The tug did separate from her barge in order to ramp up her engines. But a bad omen for the upcoming season this was not.
"We are 14 strong!" Mather texted of his crew size.
The tug-barge is owned by VanEnkevort Tug & Barge Inc., which is headquartered in Escanaba, Mich.\
The tug-barge figured to see the remaining five ships wintering in Duluth and Superior follow her out of the port in the subsequent days. All the vessels locally were scheduled to load ore and head for the Soo Locks and steel mills on the lower Great Lakes. The locks open for the season at 12:01 a.m. Sunday.
For Heritage Marine owner Mike Ojard, the first spring day brought an end to wrenching and repairing on his tugs and a return to the ice-breaking and harbor maneuvering he'd left behind with the close of the previous commercial shipping season in January.
With the U.S. Coast Guard cutter Alder breaking ice in Thunder Bay, Ojard used his golden-hued Helen H. to clear out the VanEnkevort from the Clure Public Marine Terminal on Superior Bay. The tug-barge could have managed to get out of the modest ice cover herself, Ojard said, but thrusting through the ice and out of the berth with two rebuilt engines might have also hurt the sheet piling on the seawall.
"Turning the screws hard could undermine and ruin the dock," Ojard said, using shipping speak to describe propellers. "They would just as soon have us come over and break them out and have them shoved around the corner."

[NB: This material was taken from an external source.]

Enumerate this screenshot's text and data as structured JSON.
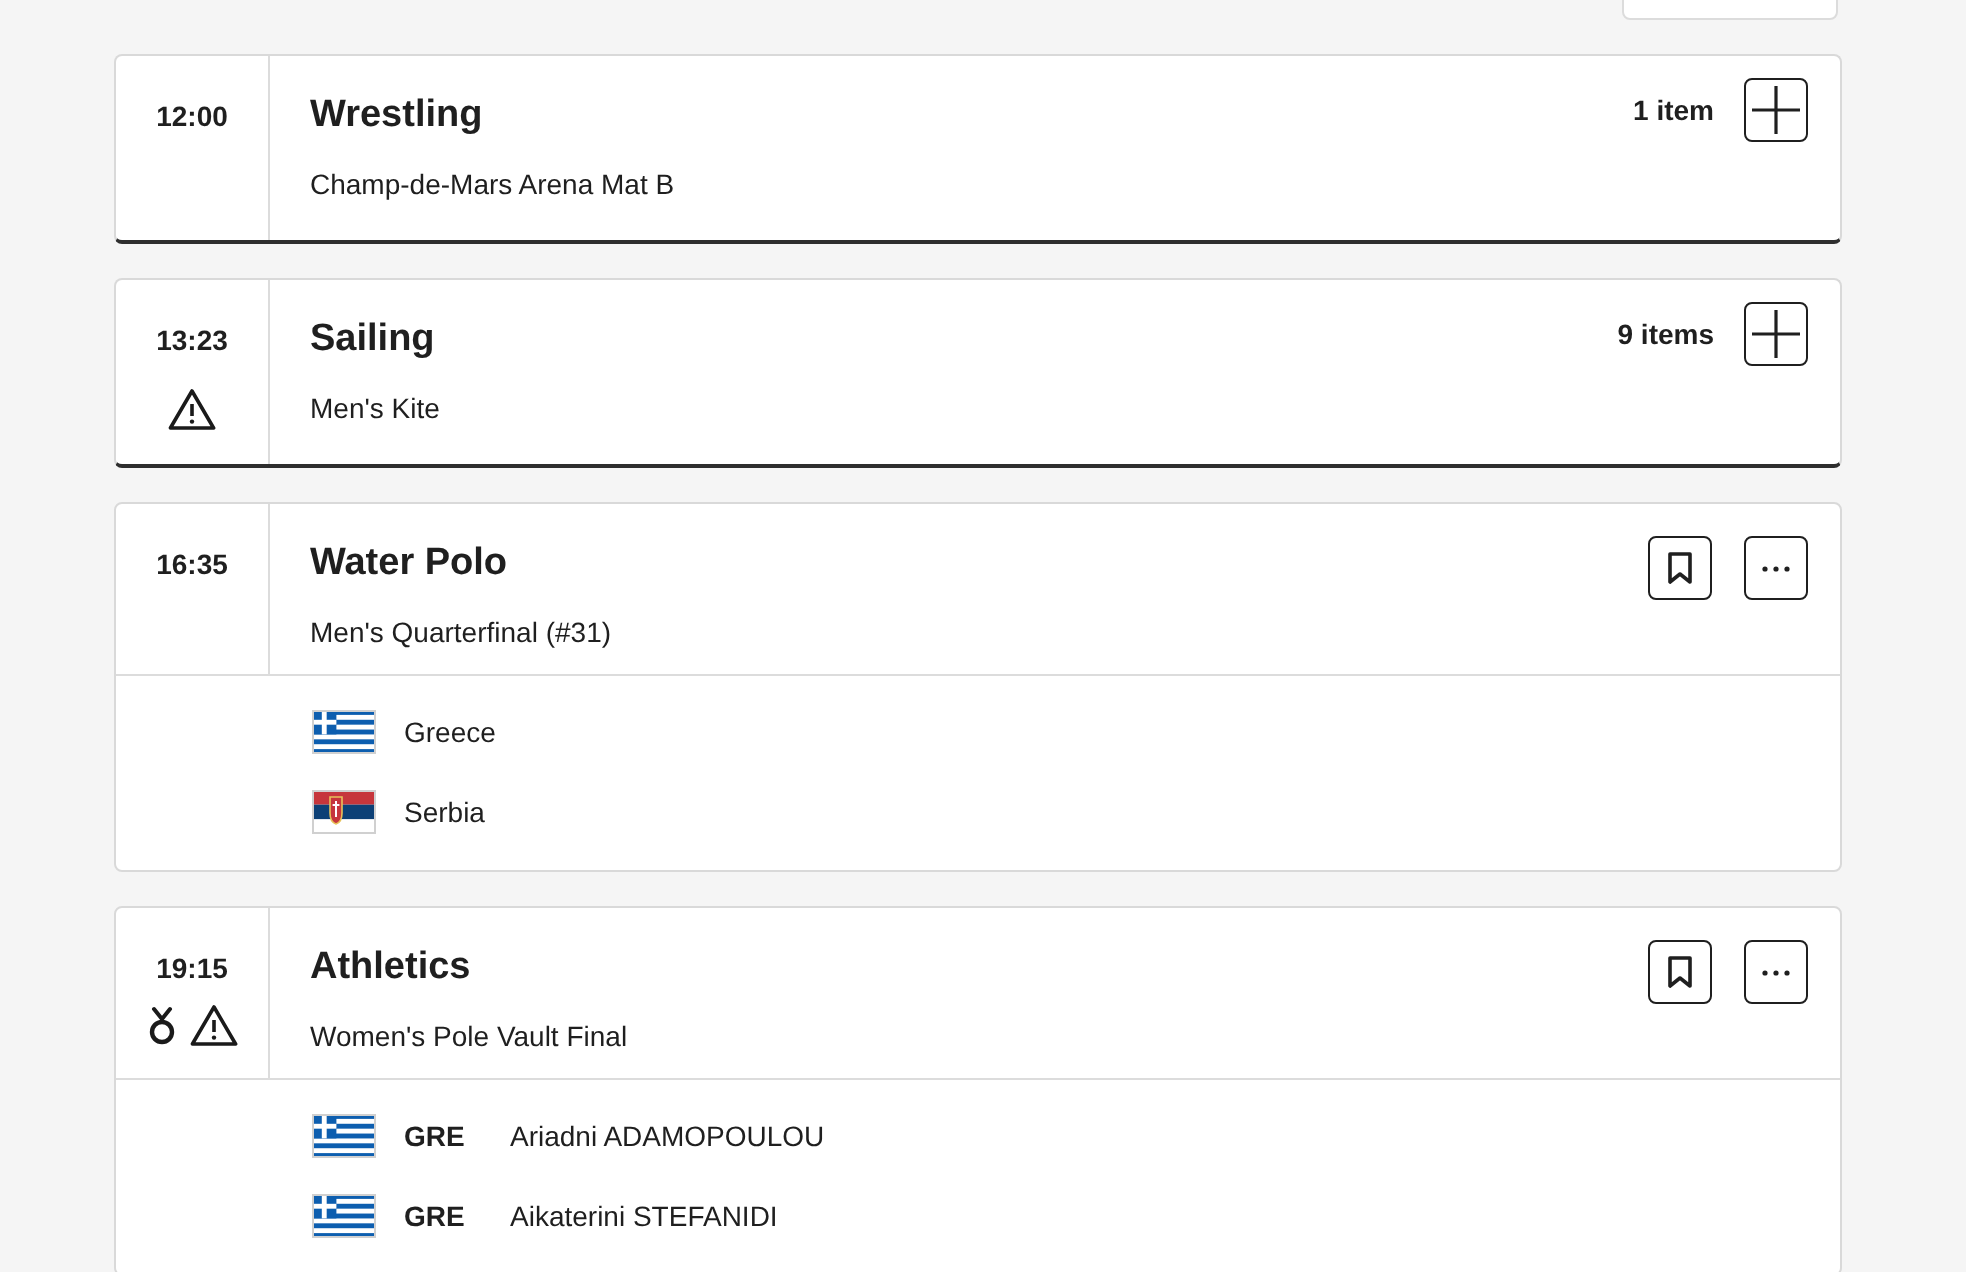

It was a busy offseason for Ojard, too. He described rebuilding the locomotive engines on the Helen H., calling it "a huge job." It was just one of the tasks required to keep up with his three-tug fleet.
"Working on tugboats, you always have something to fix, something to renew," he said, sounding eager to turn the page and get back on the water. "I like this time of year."
The Edwin H. Gott, also at the Clure, and Kaye E. Barker, which wintered at Fraser Shipyards in Superior, were set to depart Thursday.
In the meantime, two 1,000-footers were scheduled to load iron ore pellets Thursday in the Twin Ports before heading out Friday. The James R. Barker was to move from its berth at the Midwest Energy Terminal across St. Louis Bay to the CN dock in Duluth. Similarly, the Burns Harbor was to make its way from Elevator M to the BNSF Railway Dock in Superior. Once loaded, she was ticketed to depart via the Superior entry.
Last in the opening week lineup was the Lee A. Tregurtha, scheduled to leave Fraser Shipyards next Tuesday to load ore in Two Harbors before sailing on her way downbound.
The local harbor could begin seeing its first inbound lakers arriving a day or two later, depending on ice conditions.
Meanwhile, the Welland Canal and St. Lawrence Seaway locks are not scheduled to open until March 29, putting the arrival of the season's first salties sometime in April.